Como se sabe, há dois tipos de monarquia: as absolutas e as constitucionais. Bolsonaro optou pela monarquia absoluta. O absolutismo lhe pareceu mais conveniente porque, nesse modelo, o soberano não deve nada a ninguém. Muito menos explicações.

O desprezo pelos métodos clássicos de acobertamento faz de Bolsonaro um político atípico. Ele expõe seu desatino pelo excesso. De erro em erro, Bolsonaro vai se convertendo num avanço institucional. Ele deixa pelo caminho as pistas para que os investigadores concluam que, na monarquia de Bolsonaro 1º, reina a desfaçatez.

Por fim, mas não menos importante, depois que Bolsonaro empurrou para fora do governo a dupla mais popular da Esplanada, uma interrogação pisca nos letreiros de Brasília: Quem será o próximo?

O presidente mostrou aos ministros sobreviventes o caminho que conduz à estabilidade no emprego na sua gestão: basta imitar Abraham Weintraub, o deseducado titular do Ministério da Educação. "Aqui tem ministro que apanha todo dia, como o Abraham Weintraub", disse Bolsonaro, rodeado de potenciais vítimas do desapreço que passou a sentir por Sergio Moro (53% de aprovação na pasta da Justiça) e Henrique Mandetta (70% de menções ótimo ou bom no gerenciamento da crise do coronavírus).

Bolsonaro convocou toda a equipe ministerial para testemunhar sua tentativa malsucedida de reagir às acusações de Moro. Podendo escolher como exemplo qualquer ministro da ala sensata do governo — Tereza Cristina (Agricultura), Tarcísio de Freitas (Infraestrutura) ou Paulo Guedes (Economia), por exemplo —, preferiu enaltecer um representante do bloco circense. Weintraub especializa-se em tocar bumbo nas redes sociais e produzir encrencas. Na penúltima, criou uma briga com a China. A colega Tereza Cristina teve de suar a blusa para reverter.

O deseducado chefe da Educação disputa o título de principal estorvo do governo com o antichanceler Ernesto Araújo e o antiambientalista Ricardo Salles. Enquanto Weintraub, Ernesto e Salles desfrutam da estabilidade que Bolsonaro concede aos áulicos, o prestígio de Guedes sobe no telhado.
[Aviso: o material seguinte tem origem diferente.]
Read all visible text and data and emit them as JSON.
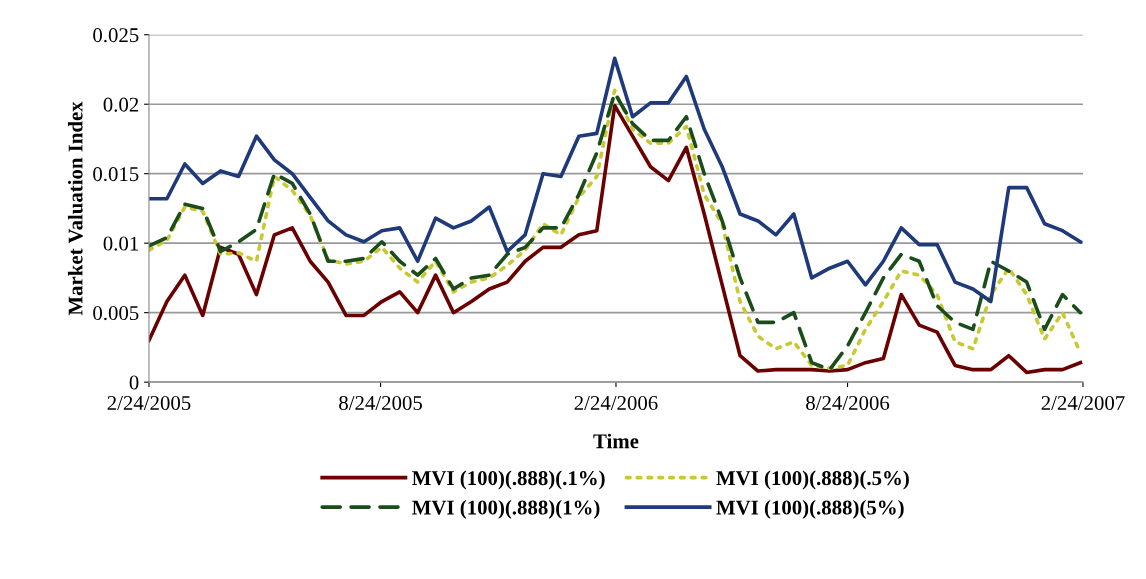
{
  "chart_data": {
    "type": "line",
    "xlabel": "Time",
    "ylabel": "Market Valuation Index",
    "x": [
      "2005-02-24",
      "2005-03-10",
      "2005-03-24",
      "2005-04-07",
      "2005-04-21",
      "2005-05-05",
      "2005-05-19",
      "2005-06-02",
      "2005-06-16",
      "2005-06-30",
      "2005-07-14",
      "2005-07-28",
      "2005-08-11",
      "2005-08-25",
      "2005-09-08",
      "2005-09-22",
      "2005-10-06",
      "2005-10-20",
      "2005-11-03",
      "2005-11-17",
      "2005-12-01",
      "2005-12-15",
      "2005-12-29",
      "2006-01-12",
      "2006-01-26",
      "2006-02-09",
      "2006-02-23",
      "2006-03-09",
      "2006-03-23",
      "2006-04-06",
      "2006-04-20",
      "2006-05-04",
      "2006-05-18",
      "2006-06-01",
      "2006-06-15",
      "2006-06-29",
      "2006-07-13",
      "2006-07-27",
      "2006-08-10",
      "2006-08-24",
      "2006-09-07",
      "2006-09-21",
      "2006-10-05",
      "2006-10-19",
      "2006-11-02",
      "2006-11-16",
      "2006-11-30",
      "2006-12-14",
      "2006-12-28",
      "2007-01-11",
      "2007-01-25",
      "2007-02-08",
      "2007-02-22"
    ],
    "series": [
      {
        "name": "MVI (100)(.888)(.1%)",
        "color": "#6b0000",
        "line_style": "solid",
        "values": [
          0.003,
          0.0058,
          0.0077,
          0.0048,
          0.0097,
          0.0092,
          0.0063,
          0.0106,
          0.0111,
          0.0087,
          0.0072,
          0.0048,
          0.0048,
          0.0058,
          0.0065,
          0.005,
          0.0077,
          0.005,
          0.0058,
          0.0067,
          0.0072,
          0.0087,
          0.0097,
          0.0097,
          0.0106,
          0.0109,
          0.0199,
          0.0177,
          0.0155,
          0.0145,
          0.0169,
          0.0121,
          0.007,
          0.0019,
          0.0008,
          0.0009,
          0.0009,
          0.0009,
          0.0008,
          0.0009,
          0.0014,
          0.0017,
          0.0063,
          0.0041,
          0.0036,
          0.0012,
          0.0009,
          0.0009,
          0.0019,
          0.0007,
          0.0009,
          0.0009,
          0.0014
        ]
      },
      {
        "name": "MVI (100)(.888)(.5%)",
        "color": "#c8c832",
        "line_style": "dotted",
        "values": [
          0.0095,
          0.0102,
          0.0126,
          0.0123,
          0.0092,
          0.0093,
          0.0087,
          0.0148,
          0.0138,
          0.012,
          0.0088,
          0.0085,
          0.0087,
          0.0097,
          0.0082,
          0.0072,
          0.0087,
          0.0065,
          0.0072,
          0.0075,
          0.0084,
          0.0095,
          0.0114,
          0.0106,
          0.0133,
          0.0148,
          0.021,
          0.0182,
          0.0172,
          0.0172,
          0.0184,
          0.0135,
          0.0114,
          0.0058,
          0.0033,
          0.0024,
          0.0029,
          0.0012,
          0.001,
          0.0012,
          0.0038,
          0.0058,
          0.008,
          0.0077,
          0.0063,
          0.0029,
          0.0024,
          0.0063,
          0.0082,
          0.0063,
          0.0031,
          0.005,
          0.0021
        ]
      },
      {
        "name": "MVI (100)(.888)(1%)",
        "color": "#1b4d1b",
        "line_style": "dashed",
        "values": [
          0.0098,
          0.0104,
          0.0128,
          0.0125,
          0.0094,
          0.0101,
          0.011,
          0.015,
          0.0143,
          0.0121,
          0.0087,
          0.0087,
          0.0089,
          0.0101,
          0.0087,
          0.0077,
          0.0089,
          0.0067,
          0.0075,
          0.0077,
          0.0092,
          0.0097,
          0.0111,
          0.0111,
          0.0135,
          0.0165,
          0.0208,
          0.0186,
          0.0174,
          0.0174,
          0.0191,
          0.015,
          0.0116,
          0.0075,
          0.0043,
          0.0043,
          0.005,
          0.0014,
          0.0009,
          0.0026,
          0.005,
          0.0075,
          0.0092,
          0.0087,
          0.0055,
          0.0043,
          0.0038,
          0.0087,
          0.008,
          0.0072,
          0.0038,
          0.0063,
          0.005
        ]
      },
      {
        "name": "MVI (100)(.888)(5%)",
        "color": "#1f3a7a",
        "line_style": "solid",
        "values": [
          0.0132,
          0.0132,
          0.0157,
          0.0143,
          0.0152,
          0.0148,
          0.0177,
          0.016,
          0.015,
          0.0133,
          0.0116,
          0.0106,
          0.0101,
          0.0109,
          0.0111,
          0.0087,
          0.0118,
          0.0111,
          0.0116,
          0.0126,
          0.0094,
          0.0106,
          0.015,
          0.0148,
          0.0177,
          0.0179,
          0.0233,
          0.0191,
          0.0201,
          0.0201,
          0.022,
          0.0182,
          0.0155,
          0.0121,
          0.0116,
          0.0106,
          0.0121,
          0.0075,
          0.0082,
          0.0087,
          0.007,
          0.0087,
          0.0111,
          0.0099,
          0.0099,
          0.0072,
          0.0067,
          0.0058,
          0.014,
          0.014,
          0.0114,
          0.0109,
          0.0101
        ]
      }
    ],
    "xlim": [
      "2005-02-24",
      "2007-02-24"
    ],
    "xticks": [
      {
        "value": "2005-02-24",
        "label": "2/24/2005"
      },
      {
        "value": "2005-08-24",
        "label": "8/24/2005"
      },
      {
        "value": "2006-02-24",
        "label": "2/24/2006"
      },
      {
        "value": "2006-08-24",
        "label": "8/24/2006"
      },
      {
        "value": "2007-02-24",
        "label": "2/24/2007"
      }
    ],
    "ylim": [
      0,
      0.025
    ],
    "yticks": [
      0,
      0.005,
      0.01,
      0.015,
      0.02,
      0.025
    ],
    "grid": "y",
    "legend": "bottom"
  }
}
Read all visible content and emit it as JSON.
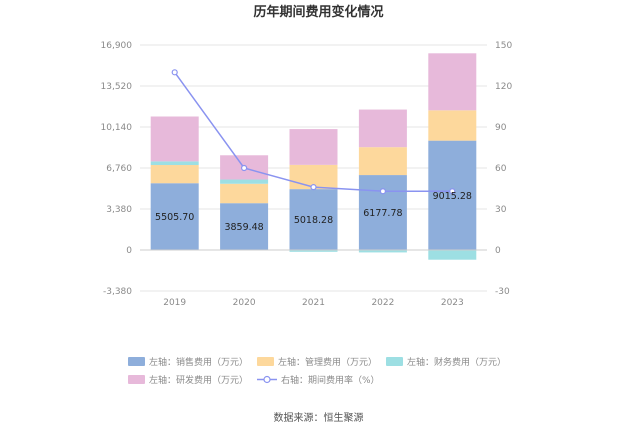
{
  "chart_data": {
    "type": "bar",
    "title": "历年期间费用变化情况",
    "categories": [
      "2019",
      "2020",
      "2021",
      "2022",
      "2023"
    ],
    "left_axis": {
      "ylim": [
        -3380,
        16900
      ],
      "ticks": [
        "-3,380",
        "0",
        "3,380",
        "6,760",
        "10,140",
        "13,520",
        "16,900"
      ]
    },
    "right_axis": {
      "ylim": [
        -30,
        150
      ],
      "ticks": [
        "-30",
        "0",
        "30",
        "60",
        "90",
        "120",
        "150"
      ]
    },
    "series": [
      {
        "name": "左轴：销售费用（万元）",
        "type": "stacked-bar",
        "axis": "left",
        "color": "#8eaedb",
        "values": [
          5505.7,
          3859.48,
          5018.28,
          6177.78,
          9015.28
        ],
        "labels": [
          "5505.70",
          "3859.48",
          "5018.28",
          "6177.78",
          "9015.28"
        ]
      },
      {
        "name": "左轴：管理费用（万元）",
        "type": "stacked-bar",
        "axis": "left",
        "color": "#fdd89c",
        "values": [
          1500,
          1600,
          2000,
          2300,
          2500
        ]
      },
      {
        "name": "左轴：财务费用（万元）",
        "type": "stacked-bar",
        "axis": "left",
        "color": "#9ddfe3",
        "values": [
          300,
          350,
          -150,
          -200,
          -800
        ]
      },
      {
        "name": "左轴：研发费用（万元）",
        "type": "stacked-bar",
        "axis": "left",
        "color": "#e7b9da",
        "values": [
          3700,
          2000,
          2950,
          3100,
          4700
        ]
      },
      {
        "name": "右轴：期间费用率（%）",
        "type": "line",
        "axis": "right",
        "color": "#8a93f0",
        "values": [
          130,
          60,
          46,
          43,
          43
        ]
      }
    ],
    "grid": true,
    "legend_position": "bottom"
  },
  "source": "数据来源：恒生聚源"
}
A agenda liberal do ministro da Economia passou a disputar espaço com um projeto nacional-desenvolvimentista para a fase pós-vírus. A novidade tem a aparência de uma versão chinfrim do antigo PAC, o programa de aceleração do crescimento dos governos do PT

A pergunta continua piscando no letreiro: Quem será o próximo? A resposta depende da resposta a outra pergunta: a que temperatura ferve o Posto Ipiranga?